ECLI:NL:RBSGR:2002:AF1291

Rechtbank 's-Gravenhage

Datum uitspraak
5 juli 2002
Publicatiedatum
4 april 2013
Zaaknummer
AWB 02/43909 BEPTDN H e.v
Instantie
Rechtbank 's-Gravenhage
Type
Uitspraak
Rechtsgebied
Bestuursrecht; Vreemdelingenrecht
Procedures
  • Voorlopige voorziening+bodemzaak
Rechters
Vindplaatsen
  • Rechtspraak.nl
AI samenvatting door LexboostAutomatisch gegenereerd

Beoordeling van asielaanvraag en voorlopige voorziening in het kader van groepsuitzetting naar de Democratische Republiek Congo

In deze zaak gaat het om de beoordeling van een verzoek om een voorlopige voorziening in het kader van een asielaanvraag van een Congolees gezin. De verzoekers, A en B, hebben op 3 juni 2002 een aanvraag ingediend voor een verblijfsvergunning asiel, welke op 7 juni 2002 door de Staatssecretaris van Justitie is afgewezen. Tegen deze afwijzing hebben zij beroep ingesteld en verzocht om hun uitzetting te verbieden totdat op het beroep is beslist. De voorzieningenrechter heeft op 25 juni 2002 de openbare behandeling van het verzoek gehouden.

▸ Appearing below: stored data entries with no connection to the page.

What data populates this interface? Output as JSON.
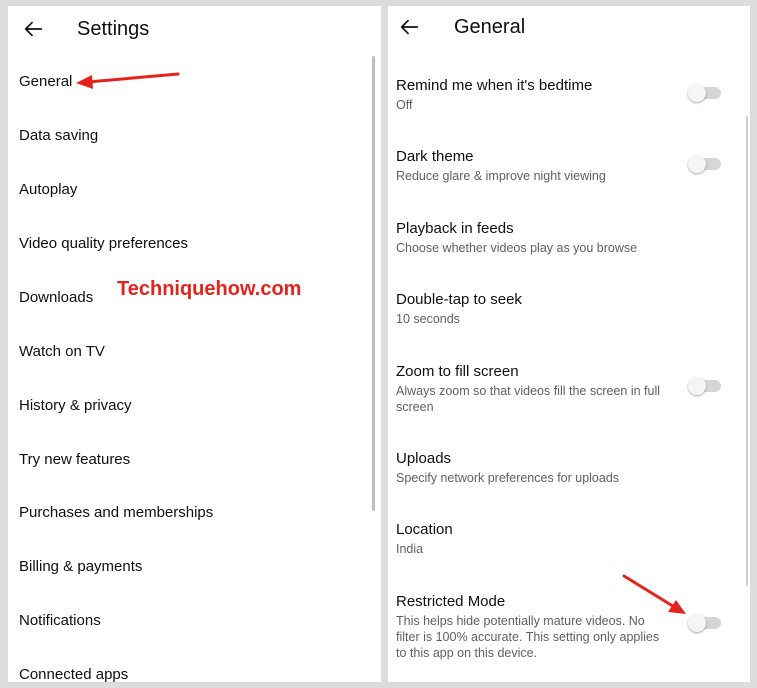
{
  "left": {
    "title": "Settings",
    "items": [
      {
        "label": "General"
      },
      {
        "label": "Data saving"
      },
      {
        "label": "Autoplay"
      },
      {
        "label": "Video quality preferences"
      },
      {
        "label": "Downloads"
      },
      {
        "label": "Watch on TV"
      },
      {
        "label": "History & privacy"
      },
      {
        "label": "Try new features"
      },
      {
        "label": "Purchases and memberships"
      },
      {
        "label": "Billing & payments"
      },
      {
        "label": "Notifications"
      },
      {
        "label": "Connected apps"
      }
    ]
  },
  "right": {
    "title": "General",
    "settings": [
      {
        "title": "Remind me when it's bedtime",
        "subtitle": "Off"
      },
      {
        "title": "Dark theme",
        "subtitle": "Reduce glare & improve night viewing"
      },
      {
        "title": "Playback in feeds",
        "subtitle": "Choose whether videos play as you browse"
      },
      {
        "title": "Double-tap to seek",
        "subtitle": "10 seconds"
      },
      {
        "title": "Zoom to fill screen",
        "subtitle": "Always zoom so that videos fill the screen in full screen"
      },
      {
        "title": "Uploads",
        "subtitle": "Specify network preferences for uploads"
      },
      {
        "title": "Location",
        "subtitle": "India"
      },
      {
        "title": "Restricted Mode",
        "subtitle": "This helps hide potentially mature videos. No filter is 100% accurate. This setting only applies to this app on this device."
      }
    ]
  },
  "watermark": "Techniquehow.com",
  "icons": {
    "back": "arrow-left-icon",
    "annotation": "red-arrow-icon"
  },
  "colors": {
    "annotation": "#e5231b",
    "toggle_off_track": "#d6d6d6",
    "secondary_text": "#606060"
  }
}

De voorzieningenrechter heeft zich in deze procedure beperkt tot de vraag of er nieuwe feiten of omstandigheden zijn die aanleiding geven tot heroverweging van de eerdere afwijzing van de asielaanvraag. Verzoekers hebben onder andere een brief van Amnesty International en informatie van Docu Congo ingediend, waaruit zou blijken dat afgewezen asielzoekers bij terugkeer in de DRC problemen ondervinden van de autoriteiten. De voorzieningenrechter heeft echter vastgesteld dat de informatie van Amnesty International en Docu Congo van algemene aard is en niet specifiek betrekking heeft op de situatie van de verzoekers.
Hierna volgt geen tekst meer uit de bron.